Jose Abreu’s reported $68 million deal with the White Sox isn’t even official yet and there are already lots of prominent media members questioning whether Chicago over-committed to an “untested” player with some question marks attached.
I have no idea. I’ve seen Abreu play a couple times on television, I’ve read the same write-ups everyone else has, and I’ve looked at his incredible numbers in Cuba. But that’s about it. However, it’s worth noting that a year ago plenty of people were mocking the Dodgers for signing another Cuban defector, Yasiel Puig, for $42 million.
For instance, here’s what Ben Badler of Baseball America–who’s my pick for the best writer covering international prospects–wrote about the Puig deal in June of 2012:
The Dodgers appear to have made a statement with an expensive Cuban signing, but the message they sent across baseball has mostly elicited the same response: What are the Dodgers thinking? …

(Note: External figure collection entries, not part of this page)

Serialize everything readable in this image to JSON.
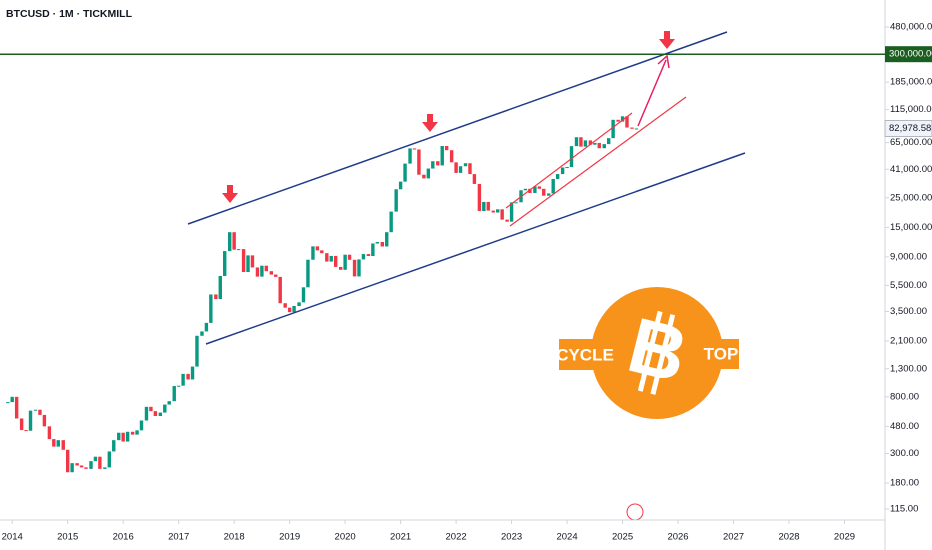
{
  "chart_data": {
    "type": "candlestick",
    "title": "BTCUSD · 1M · TICKMILL",
    "log_scale": true,
    "up_color": "#089981",
    "down_color": "#f23645",
    "xlim": [
      2013.78,
      2029.73
    ],
    "xticks": [
      2014,
      2015,
      2016,
      2017,
      2018,
      2019,
      2020,
      2021,
      2022,
      2023,
      2024,
      2025,
      2026,
      2027,
      2028,
      2029
    ],
    "ylim": [
      95,
      766000
    ],
    "yticks": [
      {
        "value": 480000,
        "label": "480,000.00"
      },
      {
        "value": 185000,
        "label": "185,000.00"
      },
      {
        "value": 115000,
        "label": "115,000.00"
      },
      {
        "value": 65000,
        "label": "65,000.00"
      },
      {
        "value": 41000,
        "label": "41,000.00"
      },
      {
        "value": 25000,
        "label": "25,000.00"
      },
      {
        "value": 15000,
        "label": "15,000.00"
      },
      {
        "value": 9000,
        "label": "9,000.00"
      },
      {
        "value": 5500,
        "label": "5,500.00"
      },
      {
        "value": 3500,
        "label": "3,500.00"
      },
      {
        "value": 2100,
        "label": "2,100.00"
      },
      {
        "value": 1300,
        "label": "1,300.00"
      },
      {
        "value": 800,
        "label": "800.00"
      },
      {
        "value": 480,
        "label": "480.00"
      },
      {
        "value": 300,
        "label": "300.00"
      },
      {
        "value": 180,
        "label": "180.00"
      },
      {
        "value": 115,
        "label": "115.00"
      }
    ],
    "target_line": {
      "value": 300000,
      "label": "300,000.00",
      "color": "#1b5e20"
    },
    "last_price": {
      "value": 82978.58,
      "label": "82,978.58"
    },
    "annotations": [
      "CYCLE",
      "TOP"
    ],
    "logo_letter": "B",
    "x": [
      2013.92,
      2014.0,
      2014.08,
      2014.17,
      2014.25,
      2014.33,
      2014.42,
      2014.5,
      2014.58,
      2014.67,
      2014.75,
      2014.83,
      2014.92,
      2015.0,
      2015.08,
      2015.17,
      2015.25,
      2015.33,
      2015.42,
      2015.5,
      2015.58,
      2015.67,
      2015.75,
      2015.83,
      2015.92,
      2016.0,
      2016.08,
      2016.17,
      2016.25,
      2016.33,
      2016.42,
      2016.5,
      2016.58,
      2016.67,
      2016.75,
      2016.83,
      2016.92,
      2017.0,
      2017.08,
      2017.17,
      2017.25,
      2017.33,
      2017.42,
      2017.5,
      2017.58,
      2017.67,
      2017.75,
      2017.83,
      2017.92,
      2018.0,
      2018.08,
      2018.17,
      2018.25,
      2018.33,
      2018.42,
      2018.5,
      2018.58,
      2018.67,
      2018.75,
      2018.83,
      2018.92,
      2019.0,
      2019.08,
      2019.17,
      2019.25,
      2019.33,
      2019.42,
      2019.5,
      2019.58,
      2019.67,
      2019.75,
      2019.83,
      2019.92,
      2020.0,
      2020.08,
      2020.17,
      2020.25,
      2020.33,
      2020.42,
      2020.5,
      2020.58,
      2020.67,
      2020.75,
      2020.83,
      2020.92,
      2021.0,
      2021.08,
      2021.17,
      2021.25,
      2021.33,
      2021.42,
      2021.5,
      2021.58,
      2021.67,
      2021.75,
      2021.83,
      2021.92,
      2022.0,
      2022.08,
      2022.17,
      2022.25,
      2022.33,
      2022.42,
      2022.5,
      2022.58,
      2022.67,
      2022.75,
      2022.83,
      2022.92,
      2023.0,
      2023.08,
      2023.17,
      2023.25,
      2023.33,
      2023.42,
      2023.5,
      2023.58,
      2023.67,
      2023.75,
      2023.83,
      2023.92,
      2024.0,
      2024.08,
      2024.17,
      2024.25,
      2024.33,
      2024.42,
      2024.5,
      2024.58,
      2024.67,
      2024.75,
      2024.83,
      2024.92,
      2025.0,
      2025.08,
      2025.17,
      2025.25
    ],
    "values": [
      730,
      800,
      550,
      450,
      445,
      630,
      640,
      585,
      480,
      385,
      338,
      378,
      320,
      217,
      254,
      244,
      236,
      230,
      263,
      284,
      230,
      236,
      311,
      378,
      430,
      369,
      437,
      416,
      448,
      531,
      673,
      624,
      574,
      609,
      700,
      742,
      964,
      970,
      1190,
      1080,
      1350,
      2300,
      2480,
      2875,
      4700,
      4340,
      6470,
      9950,
      13800,
      10200,
      10300,
      6930,
      9240,
      7500,
      6400,
      7730,
      7030,
      6630,
      6370,
      4040,
      3740,
      3460,
      3850,
      4100,
      5320,
      8570,
      10800,
      10080,
      9600,
      8300,
      9150,
      7570,
      7200,
      9350,
      8560,
      6420,
      8620,
      9450,
      9140,
      11350,
      11650,
      10780,
      13800,
      19700,
      29000,
      33100,
      45200,
      58800,
      57700,
      37300,
      35000,
      41500,
      47100,
      43800,
      61300,
      57000,
      46200,
      38500,
      43200,
      45500,
      37700,
      31800,
      19900,
      23300,
      20050,
      19400,
      20500,
      17150,
      16550,
      23100,
      23150,
      28500,
      29250,
      27200,
      30480,
      29230,
      25940,
      26970,
      34650,
      37720,
      42280,
      42580,
      61130,
      71330,
      60670,
      67530,
      62680,
      64620,
      58970,
      63330,
      70220,
      96450,
      93430,
      102400,
      84350,
      82550,
      82978.58
    ]
  }
}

The question around baseball is how the Dodgers could justify awarding such a lavish contract to a player who scouts considered more of a solid than a spectacular prospect. … One executive called the deal “crazy.” Several others were floored by the reported contract terms. “I don’t know,” said one international director, echoing several of his colleagues. “I don’t know what’s going on in Dodger land. They must have seen something.”
Those who have seen Puig seem lukewarm on his talent. … He is an interesting prospect with raw talent, but for several teams, he wouldn’t have even been a first-round pick if he were in the draft.
A year later signing Puig to a long-term deal that pays $6 million per season looks like an incredible bargain. Abreu isn’t Puig, obviously, and perhaps he’ll prove to be a huge bust, but there’s also a nearly guaranteed heaping of heavy skepticism that comes attached to basically any big-money international signing. Last offseason Edwin Jackson got $52 million, Nick Swisher got $56 million, and B.J. Upton got $75 million, so $68 million isn’t exactly superstar money in free agency.